The standard pipeline:

  1. Transcribe with Whisper (verbose_json, word timestamps)
  2. Diarize with pyannote
  3. For each word timestamp, find which speaker segment it falls in
  4. Assign the speaker label to the word
import json
from openai import OpenAI

client = OpenAI()

# Step 1: Transcribe
with open("interview.mp3", "rb") as f:
    transcription = client.audio.transcriptions.create(
        file=f,
        model="whisper-1",
        response_format="verbose_json",
        timestamp_granularities=["word"]
    )

# Step 2: Diarize (assumes diarization is done separately)
# diarization segments from pyannote: [{start, end, speaker}, ...]
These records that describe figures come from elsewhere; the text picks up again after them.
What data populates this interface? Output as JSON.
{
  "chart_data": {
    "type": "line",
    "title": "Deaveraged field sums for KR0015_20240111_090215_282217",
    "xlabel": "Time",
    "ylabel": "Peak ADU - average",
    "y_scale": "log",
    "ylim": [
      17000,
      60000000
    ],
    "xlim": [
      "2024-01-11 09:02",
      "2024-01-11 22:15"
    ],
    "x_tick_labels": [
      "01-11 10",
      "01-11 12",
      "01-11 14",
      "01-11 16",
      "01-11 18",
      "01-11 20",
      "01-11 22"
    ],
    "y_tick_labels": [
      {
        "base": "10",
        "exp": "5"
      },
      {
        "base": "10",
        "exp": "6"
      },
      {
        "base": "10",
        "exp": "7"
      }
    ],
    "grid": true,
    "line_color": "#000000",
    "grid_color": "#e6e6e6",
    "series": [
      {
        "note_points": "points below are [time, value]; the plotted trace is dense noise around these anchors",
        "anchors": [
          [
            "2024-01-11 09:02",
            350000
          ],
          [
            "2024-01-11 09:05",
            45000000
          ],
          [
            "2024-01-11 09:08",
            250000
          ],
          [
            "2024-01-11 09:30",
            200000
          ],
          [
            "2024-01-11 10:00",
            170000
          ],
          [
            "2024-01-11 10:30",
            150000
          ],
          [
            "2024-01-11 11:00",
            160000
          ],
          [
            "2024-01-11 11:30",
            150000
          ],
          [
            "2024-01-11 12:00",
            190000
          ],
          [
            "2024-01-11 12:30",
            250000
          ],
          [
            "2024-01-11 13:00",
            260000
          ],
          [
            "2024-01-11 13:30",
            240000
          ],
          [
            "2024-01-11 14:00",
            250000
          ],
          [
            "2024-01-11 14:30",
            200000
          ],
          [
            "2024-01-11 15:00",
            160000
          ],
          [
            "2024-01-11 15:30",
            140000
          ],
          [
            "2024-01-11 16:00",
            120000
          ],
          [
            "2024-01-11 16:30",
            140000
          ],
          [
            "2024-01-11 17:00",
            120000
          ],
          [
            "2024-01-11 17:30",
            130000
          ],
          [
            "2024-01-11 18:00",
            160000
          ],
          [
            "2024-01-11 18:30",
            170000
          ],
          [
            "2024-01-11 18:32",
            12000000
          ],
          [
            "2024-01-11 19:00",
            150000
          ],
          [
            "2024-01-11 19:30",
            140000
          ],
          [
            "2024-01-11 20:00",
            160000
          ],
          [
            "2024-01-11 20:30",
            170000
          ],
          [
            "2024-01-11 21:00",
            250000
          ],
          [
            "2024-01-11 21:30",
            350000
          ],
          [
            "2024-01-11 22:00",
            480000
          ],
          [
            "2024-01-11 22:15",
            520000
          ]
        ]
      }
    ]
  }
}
# Step 3: Assign speakers to words
def get_speaker_at(time, diarization_segments):
    for seg in diarization_segments:
        if seg['start'] <= time <= seg['end']:
            return seg['speaker']
    return 'UNKNOWN'

labeled_words = []
for word in transcription.words:
    midpoint = (word['start'] + word['end']) / 2
    speaker = get_speaker_at(midpoint, diarization_segments)
    labeled_words.append({
        'word': word['word'],
        'start': word['start'],
        'end': word['end'],
        'speaker': speaker,
    })

Formatting the output

Group consecutive words by the same speaker into utterances:

def group_by_speaker(labeled_words):
    utterances = []
    current = None

    for word in labeled_words:
        if current is None or word['speaker'] != current['speaker']:
            if current:
                utterances.append(current)
            current = {
                'speaker': word['speaker'],
                'start': word['start'],
                'end': word['end'],
                'text': word['word'],
            }
        else:
            current['text'] += word['word']
            current['end'] = word['end']

    if current:
        utterances.append(current)

    return utterances

Output:

[00:00 - 00:05] SPEAKER_00: "Welcome to the podcast, glad to have you here."
[00:05 - 00:12] SPEAKER_01: "Thanks for having me, excited to be here."

API services

If running Python models isn’t an option, several APIs offer combined transcription + diarization:

  • AssemblyAI: speaker_labels: true parameter
  • Deepgram: diarize=true parameter
  • Gladia: transcription with diarization in one call

These services run both steps and return a combined response, avoiding the need to merge two outputs manually.

Limitations

Speaker diarization is not perfect. Overlapping speech is difficult — most models pick one speaker for overlapping segments. Speaker count must be estimated or configured. Very short utterances (under 1 second) may be misassigned. For production applications, consider letting users correct speaker labels manually.